Bir evde yaşlı ile çocuk yoksa bayram gelmiş neyime. .
Gençler işleri rast gittiğinde zanederler ki çok başarılı veya çok çalıştıkları içindir bütün güzel geliçmeler. Büyüklerin çocukları için gizliden gizliye yaptıkları dualarda saklıdır.
Yıl 1980 cunta kabus gibi tüm yurdun üstüne çökmüştü. Bende ilkokul sıralarında arkadaşlarımla siyaset tartışıyorum. Yaşım 7 veya sekiz.
Köyde muhtarlık seçimi var, ortalık çok gergin, köy ikiye bölünmüş. Bu durum benim yaştımdaki çocuklara kadar sirayet etmiş, ilkokul öğrencileri ikiye bölünmüştü. Ben bir tarafın lideriydim. Diğer tarafta ki öğrencilerle yalancı tabancalarla bir birimize ateş ediyorduk. Bu durum karşısında okul müdürü bile çaresiz kalmıştı.
Müdür bizim eve gitmiş rahmetli dedeme haber vermiş. Dedem bilge adamdı, köyün ileri geleni , kaanat önderlerindendi. Şu anda emekliliğin tadını kendi köyünde (Dedegül) çıkaran Bahattin hocayı beş yıl bizim evde misafir etmiş, bütün masraflarını dedem karşılamıştı. Bu olay bize ilkokul mezunu dedemin eğitim ve öğretime, öğretmene ne kadar değer verdiğini gösteriyordu. Ancak biz o yaşlarda bunu anlamıyorduk.
Neyse gel gelelim konumuza.
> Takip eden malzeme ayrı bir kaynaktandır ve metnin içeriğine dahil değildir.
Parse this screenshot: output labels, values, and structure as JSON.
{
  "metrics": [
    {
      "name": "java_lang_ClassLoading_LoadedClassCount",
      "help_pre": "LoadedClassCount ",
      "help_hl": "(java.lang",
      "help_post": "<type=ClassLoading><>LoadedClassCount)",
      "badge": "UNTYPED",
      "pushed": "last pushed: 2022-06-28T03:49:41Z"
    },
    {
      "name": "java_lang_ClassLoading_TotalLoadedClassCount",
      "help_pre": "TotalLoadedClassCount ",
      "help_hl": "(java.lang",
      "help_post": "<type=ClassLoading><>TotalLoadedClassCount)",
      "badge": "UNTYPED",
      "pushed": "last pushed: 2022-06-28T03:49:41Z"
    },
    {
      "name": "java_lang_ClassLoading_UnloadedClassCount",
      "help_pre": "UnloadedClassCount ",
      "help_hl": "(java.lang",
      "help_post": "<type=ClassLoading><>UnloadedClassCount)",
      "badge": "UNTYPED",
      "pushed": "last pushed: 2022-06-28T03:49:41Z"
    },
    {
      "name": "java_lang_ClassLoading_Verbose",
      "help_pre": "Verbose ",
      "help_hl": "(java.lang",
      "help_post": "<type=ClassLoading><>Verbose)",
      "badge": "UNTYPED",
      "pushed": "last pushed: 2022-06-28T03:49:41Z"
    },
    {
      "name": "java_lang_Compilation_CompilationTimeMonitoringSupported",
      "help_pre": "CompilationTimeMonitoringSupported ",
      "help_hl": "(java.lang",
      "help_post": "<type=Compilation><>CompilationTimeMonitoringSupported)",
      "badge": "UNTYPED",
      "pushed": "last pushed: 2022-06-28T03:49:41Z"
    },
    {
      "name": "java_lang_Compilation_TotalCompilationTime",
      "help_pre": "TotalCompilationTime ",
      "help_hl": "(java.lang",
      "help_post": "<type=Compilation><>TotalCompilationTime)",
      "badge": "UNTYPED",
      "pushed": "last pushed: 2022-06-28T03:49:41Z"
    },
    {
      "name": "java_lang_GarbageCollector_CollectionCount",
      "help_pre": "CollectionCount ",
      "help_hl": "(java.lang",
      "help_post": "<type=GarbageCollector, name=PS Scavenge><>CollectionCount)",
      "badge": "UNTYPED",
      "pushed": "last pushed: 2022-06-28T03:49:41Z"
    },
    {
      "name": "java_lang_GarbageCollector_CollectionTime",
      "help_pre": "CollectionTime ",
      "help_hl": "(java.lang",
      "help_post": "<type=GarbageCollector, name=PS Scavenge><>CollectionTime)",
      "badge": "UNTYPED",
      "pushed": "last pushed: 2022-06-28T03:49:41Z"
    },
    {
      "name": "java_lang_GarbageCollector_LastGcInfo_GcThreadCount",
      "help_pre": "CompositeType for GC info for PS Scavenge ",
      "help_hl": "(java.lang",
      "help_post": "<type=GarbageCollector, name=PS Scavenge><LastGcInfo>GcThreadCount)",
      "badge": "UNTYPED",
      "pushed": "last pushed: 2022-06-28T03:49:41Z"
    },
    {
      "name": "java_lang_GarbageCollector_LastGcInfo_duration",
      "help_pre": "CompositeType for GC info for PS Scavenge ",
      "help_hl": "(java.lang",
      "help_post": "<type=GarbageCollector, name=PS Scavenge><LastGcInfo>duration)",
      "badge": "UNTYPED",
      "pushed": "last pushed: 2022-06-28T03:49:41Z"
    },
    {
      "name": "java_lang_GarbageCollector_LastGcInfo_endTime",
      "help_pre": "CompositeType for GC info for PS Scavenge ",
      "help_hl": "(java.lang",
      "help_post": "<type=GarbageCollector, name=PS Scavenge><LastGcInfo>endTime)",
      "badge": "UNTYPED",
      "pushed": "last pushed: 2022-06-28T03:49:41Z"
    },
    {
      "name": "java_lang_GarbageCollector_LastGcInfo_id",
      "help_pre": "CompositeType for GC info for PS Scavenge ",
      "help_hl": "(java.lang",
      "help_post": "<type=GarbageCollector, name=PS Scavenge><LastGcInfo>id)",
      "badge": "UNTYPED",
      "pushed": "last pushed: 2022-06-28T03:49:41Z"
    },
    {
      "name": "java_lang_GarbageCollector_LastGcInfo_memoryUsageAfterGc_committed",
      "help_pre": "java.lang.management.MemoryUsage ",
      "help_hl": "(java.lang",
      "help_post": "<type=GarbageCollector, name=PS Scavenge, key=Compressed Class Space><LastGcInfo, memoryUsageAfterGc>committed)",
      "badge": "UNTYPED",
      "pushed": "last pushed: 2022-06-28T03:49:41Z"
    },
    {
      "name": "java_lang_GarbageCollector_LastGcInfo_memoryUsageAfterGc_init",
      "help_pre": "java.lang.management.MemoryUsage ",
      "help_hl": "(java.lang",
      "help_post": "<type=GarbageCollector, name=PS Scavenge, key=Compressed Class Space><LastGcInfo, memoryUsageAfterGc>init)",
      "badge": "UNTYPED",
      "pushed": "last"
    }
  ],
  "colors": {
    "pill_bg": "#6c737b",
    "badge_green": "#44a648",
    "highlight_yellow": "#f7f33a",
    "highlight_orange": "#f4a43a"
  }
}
Biz okulda kavga ederken birden evliya gibi adamın müdür ile birlikte kükremiş arslan gibi karşımızda durduğunu gördük, ben ve tüm çocuklar ellerimizde ki tabancaları yere atık. Zira dedem sade benim değil tüm köyün saygı duyduğu bir alim adamdı.
Dedemi o kadar sinirli ilk kez görüyordum.
Dedem,”demeki anarşist olacaksınız öyle mi? Sizler okuyasınız diye köye gelen öğretmenleri yıllardır misafir ediyorum, niye köyün haylazları okusun , cahil kalmasınlar, adam olsunlar diye. Yazıklar olsun size. “
Hepimiz utancımızdan başımızı yerden kaldıramıyorduk.
Dedem bizi bir sınıfa doldurdu, müdüre , “bunlar bayılana kadar döveceksin “dedi. Müdür o gün hepimize bir güzel dayak çekti. Dedem tüm oyuncak tabancarımızı okul bahçesinde yaktı.
O günden sonra ne ben ne arkadaşlarım dedemin yüzüne bir daha bakamadık. Zaten dedemde hastalandı bir daha da iyileşmedi kısa bir süre sonra hayatını kaybetti. (Paylaştığım resim ölmeden önce hastanede tanıştığı bir arkadaşıyla çekmiş. )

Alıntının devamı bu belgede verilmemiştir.